I wrote about my fascination with this game back in 2014, and I still struggle to find the words to explain it. Every now and then, someone will try to write off the notion that this game is only popular or highly regarded for its brutal difficulty, and ... sure—there’s certainly more to it than just that. But it is an essential ingredient. Take away the challenge and what would be the point? And yet, there have been difficult video games since the very beginning of video games. Why does this one happen to resonate with so many people? I can only assume it’s because it taps into some primordial aspect of our human nature, a part of us that yearns for validation and the chance to prove our mettle against the forces of darkness that would otherwise cripple us if we lacked the strength or courage to face them head-on. If the modern-day comforts and conveniences of the developed world have all but eliminated the most sinister forms of hardship and adversity faced by our ancestors, then why not invent a few imaginary epic struggles to act as a no-stakes substitute? Nine years after From Software gave us the original Dark Souls, it’s still a game unmatched—saved maybe by its successors—in terms of its absolute starkness of visual aesthetics and overall presentation. It just feels more like an authentic journey into the heart of darkness and less like your run-of-the-mill video game, at least in comparison to so many of its contemporaries that constantly invade your field of view with distracting text prompts and tutorials and signposting—all of which tends to pull you away rather than draw you in.

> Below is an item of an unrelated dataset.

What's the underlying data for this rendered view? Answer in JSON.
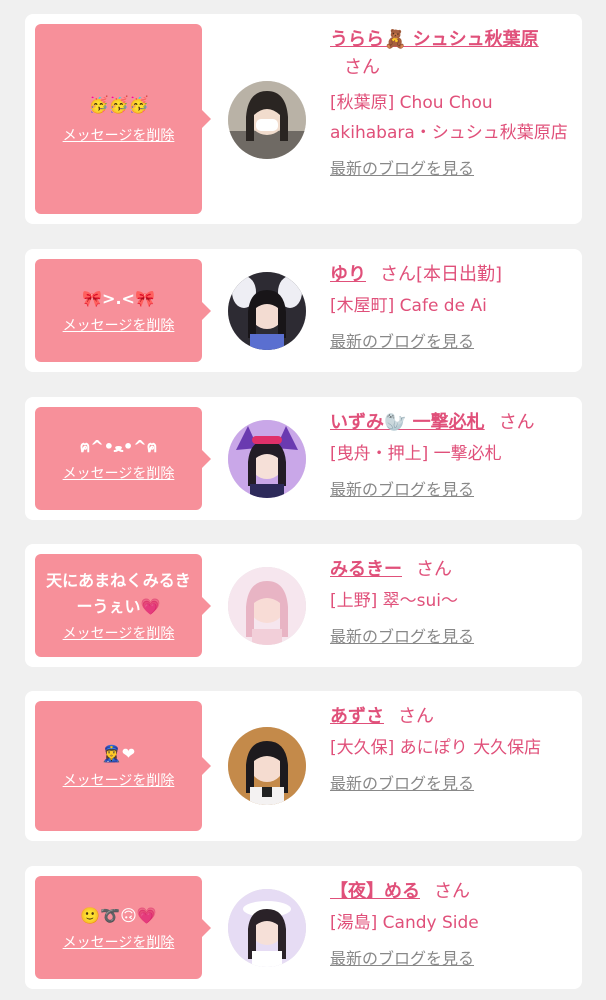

Michael Thomsen famously wrote about Dark Souls back in 2012, asking whether the 100-hour game was ever worth such an investment of time. In the case of Dark Souls, his answer was no. It was a well-written piece, and this was one of his ultimate conclusions: “There is real beauty in Dark Souls. It reveals that life is more suffering than pleasure, more failure than success, and that even the momentary relief of achievement is wiped away by new levels of difficulty. It is also a testament to our persistence in the face of that suffering, and it offers the comfort of a community of other players all stuck in the same hellish quagmire. Those are good qualities. That is art. And you can get all of that from the first five hours of Dark Souls. The remaining 90 or so offer nothing but an increasingly nonsensical variation on that experience.” It’s that last part that probably strikes the nerve for most Dark Souls apologists. Can you really get the essence of the Dark Souls experience in the first five hours, to the point that you’re only playing further toward your own personal detriment? I certainly hope not. I can never really blame someone for choosing to spend their valuable free time in pursuit of other experiences, but all I know is that Dark Souls is still the only game of its kind (the 100-hour kind) in which I conquered through to the very end and immediately rolled a new character to start it all over again. I’ve never read War and Peace, but I have read a few hefty novels from cover to cover: Moby-Dick, Jane Eyre (twice), Bleak House, just to rattle off a few. Personally, I value the time I spent with those works just as much as the time I’ve spent playing Dark Souls, or any of the games on this list for that matter. Some games out there are certainly not worth your time, but speaking only from my own experience, for anyone who loves video games and wants to experience the very best of the medium, Dark Souls might be the one video game most worth your investment.